Dammed if you

It rained all summer the year they paved the road.

Our mob were opposed to the roadworks, of course, the natural (such as dirt) being spiritual, and the artificial the domain of Ahriman – who would no doubt be just as surprised to hear he’s not a spirit after all as to find himself specifically associated with tarmac.

Hornsby Shire Council also failed to grasp their reasoning, said some things about bus traffic and paved the road.

The sloping five acre block that was by then the Arcadia Free School had a rich but largely forgotten history and an ambivalent relationship with drainage.

Though it was never ceded by the Dharug, at some point someone with European masonry habits had quarried a fair bit of sandstone out of it, built some wonky walls and a small bridge over a creek at the bottom of the hill then abandoned the project when their incompetent stonework fell into the water.

The creek bowed to form two boundaries of the property. I can’t remember where it came from – a spring, perhaps? A pipe under the road, or some uncharted source on the adjacent property? It’s just another memory I’ve lost.

The original farmhouse looked to have been built in the 50s. The creek ran close by it then a hundred metres downhill past the quarry to a concrete weir. There it became a putrid ditch about two metres deep with a weed-blanketed surface like a bowling green, black and utterly anaerobic.

Being ten years old, Dang and me decided the most fun in the world was to stand in the middle of the weir and release methane bubbles by poking the rotting vegetation on the bottom with a stick. Having made the pond fart we’d try to ignite it by throwing lit matches. Naturally it was me that finally fell in.

Having to strip off my rank, sodden weed-encrusted clothes before Mum would let me in the car was so humiliating that two years later I was still leery of the weir and by extension all the other standing water on the school grounds.

There was the pond full of mosquito larvae in front of the covered walkway between two classrooms, a thriving swamp in the old quarry, and the dam.

The dam was presumably farm infrastructure from the same era as the house and had been used as a dump at some point. Or maybe it was a dump that had filled with water. Either way by the time I turned twelve it was a black pit of tetanus soup.

In dry weather you’d see loops of barbed wire and the filigree knife of a rusted-out 44 gallon drum crest the surface. When we returned to school after that wet summer it was brim-full and completely opaque with mud from the roadworks.

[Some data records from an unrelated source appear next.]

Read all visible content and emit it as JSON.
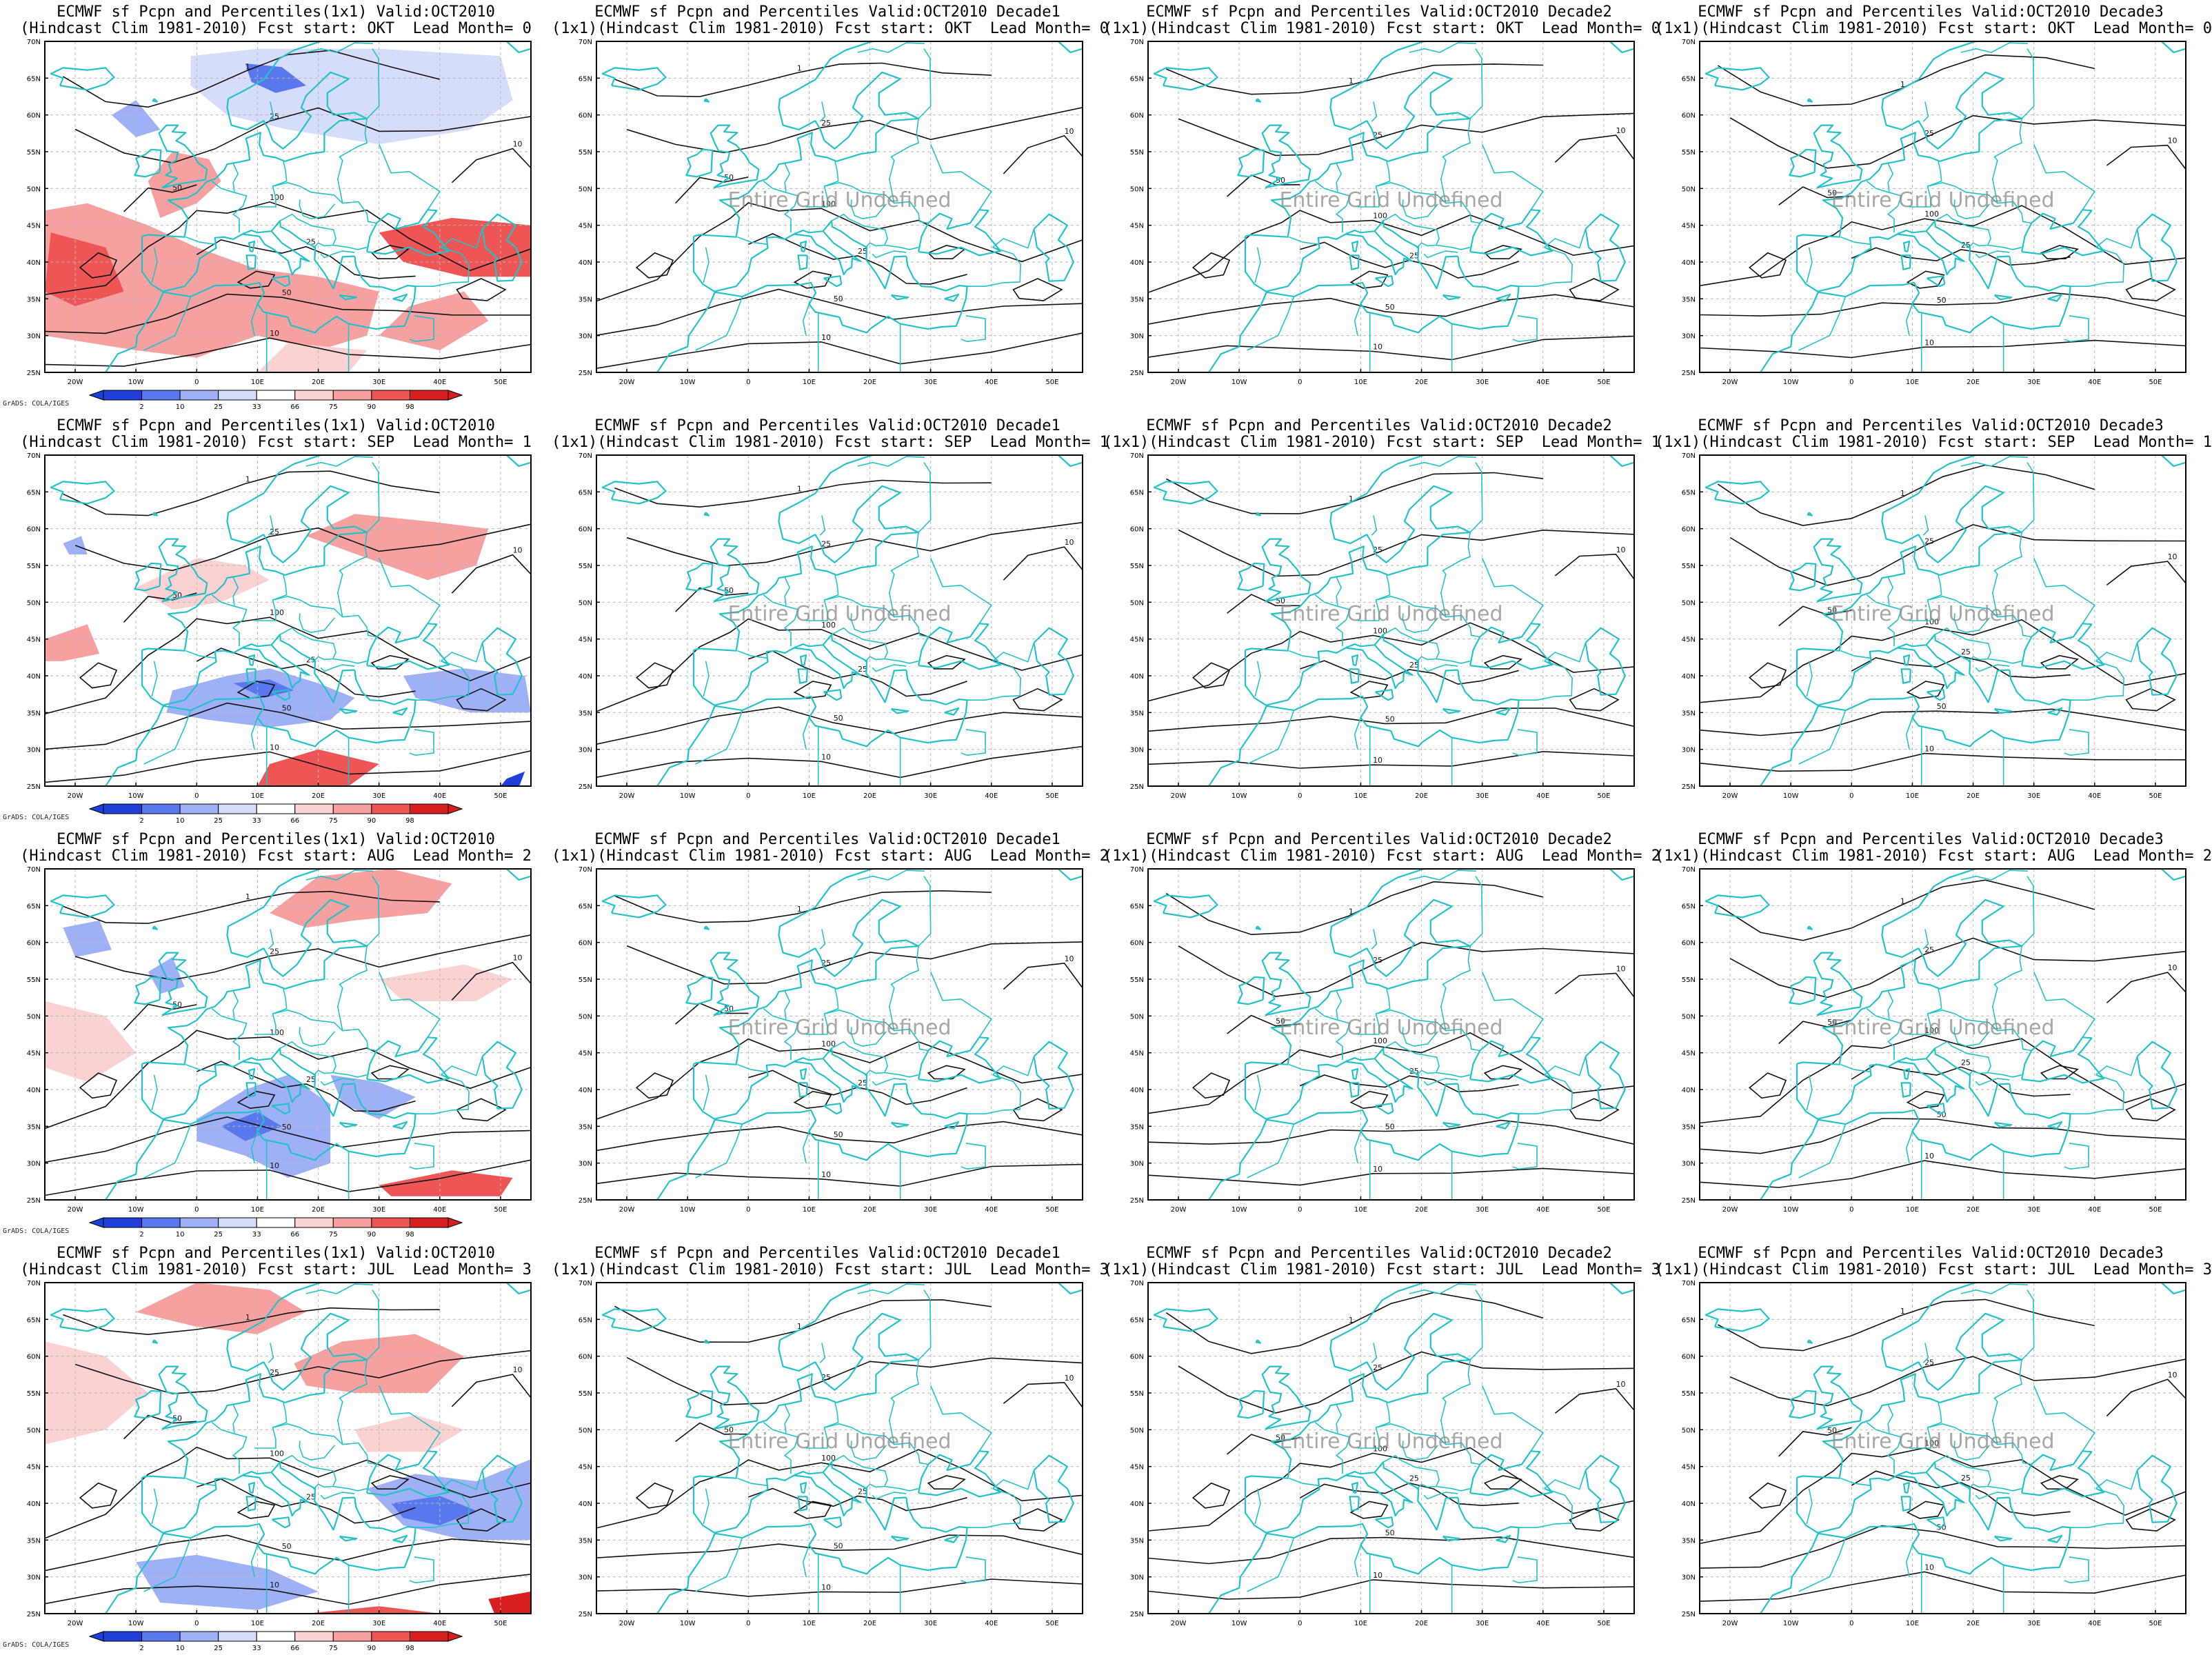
{
  "panels": [
    {
      "title1": "ECMWF sf Pcpn and Percentiles(1x1) Valid:OCT2010",
      "title2": "(Hindcast Clim 1981-2010) Fcst start: OKT  Lead Month= 0",
      "shaded": true,
      "message": "",
      "colorbar": {
        "labels": [
          "2",
          "10",
          "25",
          "33",
          "66",
          "75",
          "90",
          "98"
        ]
      },
      "credit": "GrADS: COLA/IGES"
    },
    {
      "title1": "ECMWF sf Pcpn and Percentiles Valid:OCT2010 Decade1",
      "title2": "(1x1)(Hindcast Clim 1981-2010) Fcst start: OKT  Lead Month= 0",
      "shaded": false,
      "message": "Entire Grid Undefined"
    },
    {
      "title1": "ECMWF sf Pcpn and Percentiles Valid:OCT2010 Decade2",
      "title2": "(1x1)(Hindcast Clim 1981-2010) Fcst start: OKT  Lead Month= 0",
      "shaded": false,
      "message": "Entire Grid Undefined"
    },
    {
      "title1": "ECMWF sf Pcpn and Percentiles Valid:OCT2010 Decade3",
      "title2": "(1x1)(Hindcast Clim 1981-2010) Fcst start: OKT  Lead Month= 0",
      "shaded": false,
      "message": "Entire Grid Undefined"
    },
    {
      "title1": "ECMWF sf Pcpn and Percentiles(1x1) Valid:OCT2010",
      "title2": "(Hindcast Clim 1981-2010) Fcst start: SEP  Lead Month= 1",
      "shaded": true,
      "message": "",
      "colorbar": {
        "labels": [
          "2",
          "10",
          "25",
          "33",
          "66",
          "75",
          "90",
          "98"
        ]
      },
      "credit": "GrADS: COLA/IGES"
    },
    {
      "title1": "ECMWF sf Pcpn and Percentiles Valid:OCT2010 Decade1",
      "title2": "(1x1)(Hindcast Clim 1981-2010) Fcst start: SEP  Lead Month= 1",
      "shaded": false,
      "message": "Entire Grid Undefined"
    },
    {
      "title1": "ECMWF sf Pcpn and Percentiles Valid:OCT2010 Decade2",
      "title2": "(1x1)(Hindcast Clim 1981-2010) Fcst start: SEP  Lead Month= 1",
      "shaded": false,
      "message": "Entire Grid Undefined"
    },
    {
      "title1": "ECMWF sf Pcpn and Percentiles Valid:OCT2010 Decade3",
      "title2": "(1x1)(Hindcast Clim 1981-2010) Fcst start: SEP  Lead Month= 1",
      "shaded": false,
      "message": "Entire Grid Undefined"
    },
    {
      "title1": "ECMWF sf Pcpn and Percentiles(1x1) Valid:OCT2010",
      "title2": "(Hindcast Clim 1981-2010) Fcst start: AUG  Lead Month= 2",
      "shaded": true,
      "message": "",
      "colorbar": {
        "labels": [
          "2",
          "10",
          "25",
          "33",
          "66",
          "75",
          "90",
          "98"
        ]
      },
      "credit": "GrADS: COLA/IGES"
    },
    {
      "title1": "ECMWF sf Pcpn and Percentiles Valid:OCT2010 Decade1",
      "title2": "(1x1)(Hindcast Clim 1981-2010) Fcst start: AUG  Lead Month= 2",
      "shaded": false,
      "message": "Entire Grid Undefined"
    },
    {
      "title1": "ECMWF sf Pcpn and Percentiles Valid:OCT2010 Decade2",
      "title2": "(1x1)(Hindcast Clim 1981-2010) Fcst start: AUG  Lead Month= 2",
      "shaded": false,
      "message": "Entire Grid Undefined"
    },
    {
      "title1": "ECMWF sf Pcpn and Percentiles Valid:OCT2010 Decade3",
      "title2": "(1x1)(Hindcast Clim 1981-2010) Fcst start: AUG  Lead Month= 2",
      "shaded": false,
      "message": "Entire Grid Undefined"
    },
    {
      "title1": "ECMWF sf Pcpn and Percentiles(1x1) Valid:OCT2010",
      "title2": "(Hindcast Clim 1981-2010) Fcst start: JUL  Lead Month= 3",
      "shaded": true,
      "message": "",
      "colorbar": {
        "labels": [
          "2",
          "10",
          "25",
          "33",
          "66",
          "75",
          "90",
          "98"
        ]
      },
      "credit": "GrADS: COLA/IGES"
    },
    {
      "title1": "ECMWF sf Pcpn and Percentiles Valid:OCT2010 Decade1",
      "title2": "(1x1)(Hindcast Clim 1981-2010) Fcst start: JUL  Lead Month= 3",
      "shaded": false,
      "message": "Entire Grid Undefined"
    },
    {
      "title1": "ECMWF sf Pcpn and Percentiles Valid:OCT2010 Decade2",
      "title2": "(1x1)(Hindcast Clim 1981-2010) Fcst start: JUL  Lead Month= 3",
      "shaded": false,
      "message": "Entire Grid Undefined"
    },
    {
      "title1": "ECMWF sf Pcpn and Percentiles Valid:OCT2010 Decade3",
      "title2": "(1x1)(Hindcast Clim 1981-2010) Fcst start: JUL  Lead Month= 3",
      "shaded": false,
      "message": "Entire Grid Undefined"
    }
  ],
  "map": {
    "lat_labels": [
      "70N",
      "65N",
      "60N",
      "55N",
      "50N",
      "45N",
      "40N",
      "35N",
      "30N",
      "25N"
    ],
    "lon_labels": [
      "20W",
      "10W",
      "0",
      "10E",
      "20E",
      "30E",
      "40E",
      "50E"
    ]
  },
  "colors": {
    "coast": "#22c2c9",
    "contour": "#111111",
    "colorbar": [
      "#1f3fd8",
      "#5a78ee",
      "#9fb1f6",
      "#d6ddfb",
      "#ffffff",
      "#fbd1d1",
      "#f6a0a0",
      "#ee5656",
      "#d81f1f"
    ]
  }
}
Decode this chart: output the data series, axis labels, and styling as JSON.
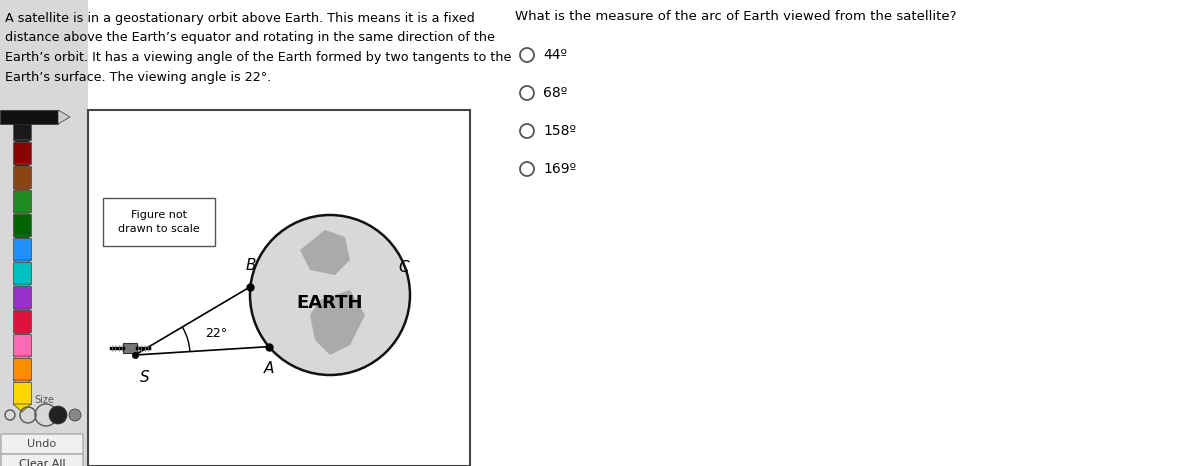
{
  "bg_color": "#ffffff",
  "text_paragraph": "A satellite is in a geostationary orbit above Earth. This means it is a fixed\ndistance above the Earth’s equator and rotating in the same direction of the\nEarth’s orbit. It has a viewing angle of the Earth formed by two tangents to the\nEarth’s surface. The viewing angle is 22°.",
  "question_text": "What is the measure of the arc of Earth viewed from the satellite?",
  "choices": [
    "44º",
    "68º",
    "158º",
    "169º"
  ],
  "figure_note": "Figure not\ndrawn to scale",
  "label_B": "B",
  "label_A": "A",
  "label_S": "S",
  "label_C": "C",
  "angle_label": "22°",
  "earth_label": "EARTH",
  "crayon_colors": [
    "#1a1a1a",
    "#8B0000",
    "#8B4513",
    "#228B22",
    "#006400",
    "#1E90FF",
    "#00BFBF",
    "#9932CC",
    "#DC143C",
    "#FF69B4",
    "#FF8C00",
    "#FFD700",
    "#D2B48C",
    "#888888",
    "#C0C0C0",
    "#FFFFFF"
  ],
  "toolbar_bg": "#e8e8e8",
  "panel_border": "#555555",
  "undo_label": "Undo",
  "clearall_label": "Clear All"
}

It being early in the term, Wat had yet to come up with anything to teach us. After some furrow-browed pondering he announced we were going to embark on “A test of bravery and common sense.” He instructed us to cross the dam while “avoiding hazards.” Dang shrugged, got his kit off and waded through the mess with the rest of them, having at least come up with the innovation of using a long stick to feel his way forward.

I just outright refused. You couldn’t have gotten me in there by throwing me. Wat was quietly furious and said several demeaning things about my cowardice while everyone else set about proving themselves. Some genius rigged a couple of ropes over it so other kids could teeter across above the surface. I watched through my hands in a nauseous adrenaline chill every bit as bad as stripping off in the car park.

Afterwards as the children sat in the sun to dry he announced “You have all passed the test of bravery. He, on the other hand,” pointing at me – “Is the only one to have passed the test of common sense.”